The six faces of the cube each have nine squares of a color that can exist in more than 43 quintillion combinations. The same number of cubes could cover earth in 275 layers of cubes to height of 20 m.
Sub1 Reloaded contains a number of other microchips as well as cameras to detect the position of the cube elements. The cube faces move thanks to six six motors, one for each side of the cube, coupled to shafts via flexible couplings. The shafts touch each face at its center. A typical move, of course, takes mere fractions of a second and can’t be seen with the naked eye accept via slow-motion photography.

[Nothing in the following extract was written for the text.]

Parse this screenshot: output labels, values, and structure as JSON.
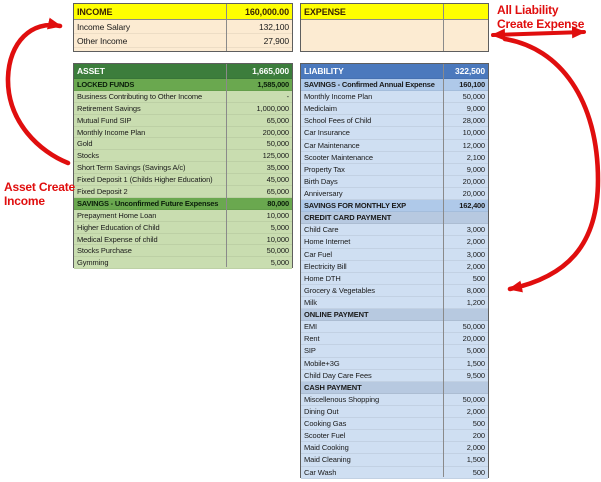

Every Rubik’s cube can be unscrambled with just 20 movements. A variety of algorithms can be used to solve the puzzle, the most well-known of which is the Fridrich Method. But Infineon’s constructor Albert Beer did not design his prodigy with the fewest moves in mind. Rather, he was intent on achieving the best time – he even allowed the Sub1 Reloaded a few extra moves to reach this goal.